As domestic production continues to roar back, the U.S. is importing light crude at an increasingly stronger pace. After light crude imports dipped to around 1 million barrels per day in early 2015 – as U.S. production peaked at 9.6mn bpd – imports have rebounded steadily since, while production waned through the latter half of 2015 and the first half of 2016.
But production has now turned around, and is now closing in on the highs it made in early 2015. Nonetheless, light crude imports continue to increase to U.S. shores. In fact, last month they clambered back above 2mn bpd for the first time since 2013:
Light imports in May have been robust into all three coastal PADDs – the West, Gulf and Atlantic Coasts. On the aggregate, imports have jumped by a third on the prior month, led by a near 300,000 bpd increase into the US Gulf Coast. This strength is attributable to a ramp up in arrivals of Middle East light grades, and particularly of Arab Light and Basrah Light:
Another key driving force behind rising light crude imports last month has been receipts of North and West African crude, and particularly into the Atlantic Coast.

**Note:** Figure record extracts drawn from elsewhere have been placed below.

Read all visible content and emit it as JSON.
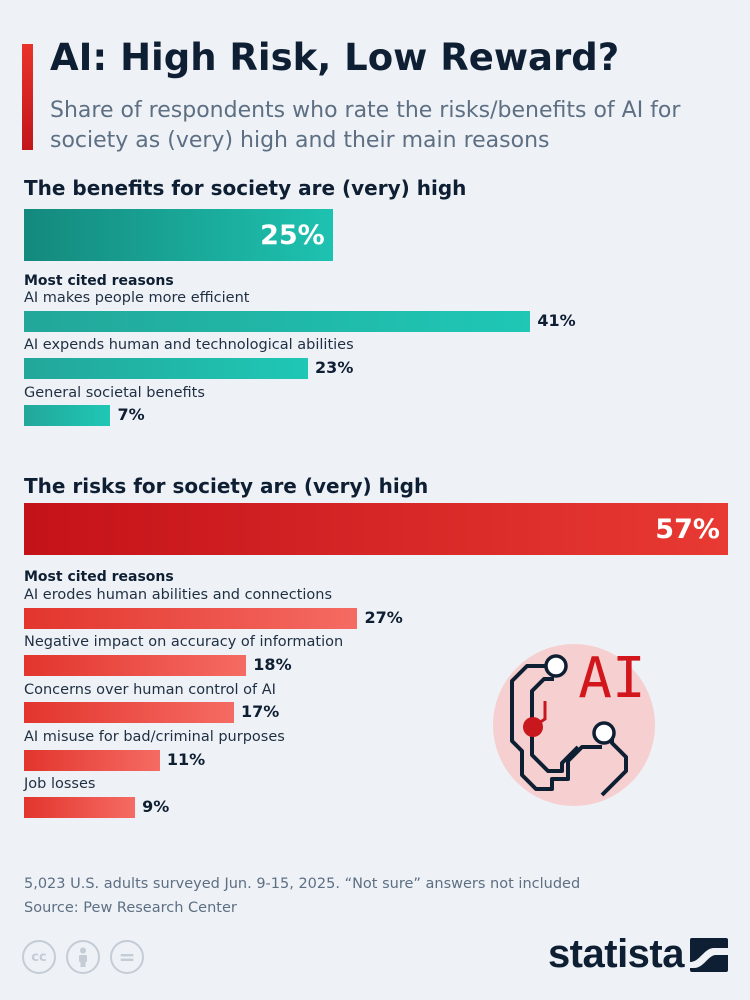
{
  "title": "AI: High Risk, Low Reward?",
  "subtitle": "Share of respondents who rate the risks/benefits of AI for society as (very) high and their main reasons",
  "chart_data": [
    {
      "type": "bar",
      "title": "The benefits for society are (very) high",
      "total_value": 25,
      "total_label": "25%",
      "reasons_heading": "Most cited reasons",
      "categories": [
        "AI makes people more efficient",
        "AI expends human and technological abilities",
        "General societal benefits"
      ],
      "values": [
        41,
        23,
        7
      ],
      "value_labels": [
        "41%",
        "23%",
        "7%"
      ],
      "color": "#1fb8a8"
    },
    {
      "type": "bar",
      "title": "The risks for society are (very) high",
      "total_value": 57,
      "total_label": "57%",
      "reasons_heading": "Most cited reasons",
      "categories": [
        "AI erodes human abilities and connections",
        "Negative impact on accuracy of information",
        "Concerns over human control of AI",
        "AI misuse for bad/criminal purposes",
        "Job losses"
      ],
      "values": [
        27,
        18,
        17,
        11,
        9
      ],
      "value_labels": [
        "27%",
        "18%",
        "17%",
        "11%",
        "9%"
      ],
      "color": "#e32b24"
    }
  ],
  "illustration": {
    "label": "AI",
    "icon": "ai-circuit-icon"
  },
  "footer": {
    "note": "5,023 U.S. adults surveyed Jun. 9-15, 2025. “Not sure” answers not included",
    "source": "Source: Pew Research Center",
    "license_icons": [
      "cc-icon",
      "attribution-icon",
      "no-derivatives-icon"
    ],
    "cc_text": "cc",
    "nd_text": "=",
    "brand": "statista"
  }
}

Imports from the two regions breached the 400,000 bpd mark in May, with North African deliveries of Libyan and Algerian crude accounting for 130,000 bpd. Nigerian grades accounted for the lion’s share of West African barrels, with light sweet Agbami accounting for nearly a half of the Nigerian volume:
The increase of flows into the U.S. has been driven by a surging supply side of the picture, as opposed to rampant demand for it. Rising volumes of light crude in the Atlantic Basin is pressuring regional pricing lower. This has encouraged bargain basement prices for this crude – at a level that U.S. refiners cannot refuse, despite rising domestic production.
This recent higher availability of light crude comes amid rising total export loadings from North Africa and Northwest Europe, as well as returning flows from West Africa. Rising Libyan, Algerian and Egyptian exports have boosted North Africa flows, while mostly U.K. North Sea barrels have boosted Northwest European flows.
All the while, West African exports (well, Nigerian exports) have struggled through the last year and a half amid geopolitical tension, but are finally back on par with early 2016 levels, also providing a boost to Atlantic Basin barrels.
With a third of June already through, Middle East deliveries of light crude are showing a material pullback. Nonetheless, North African, West African and NWE light crude deliveries are looking as strong as an ox.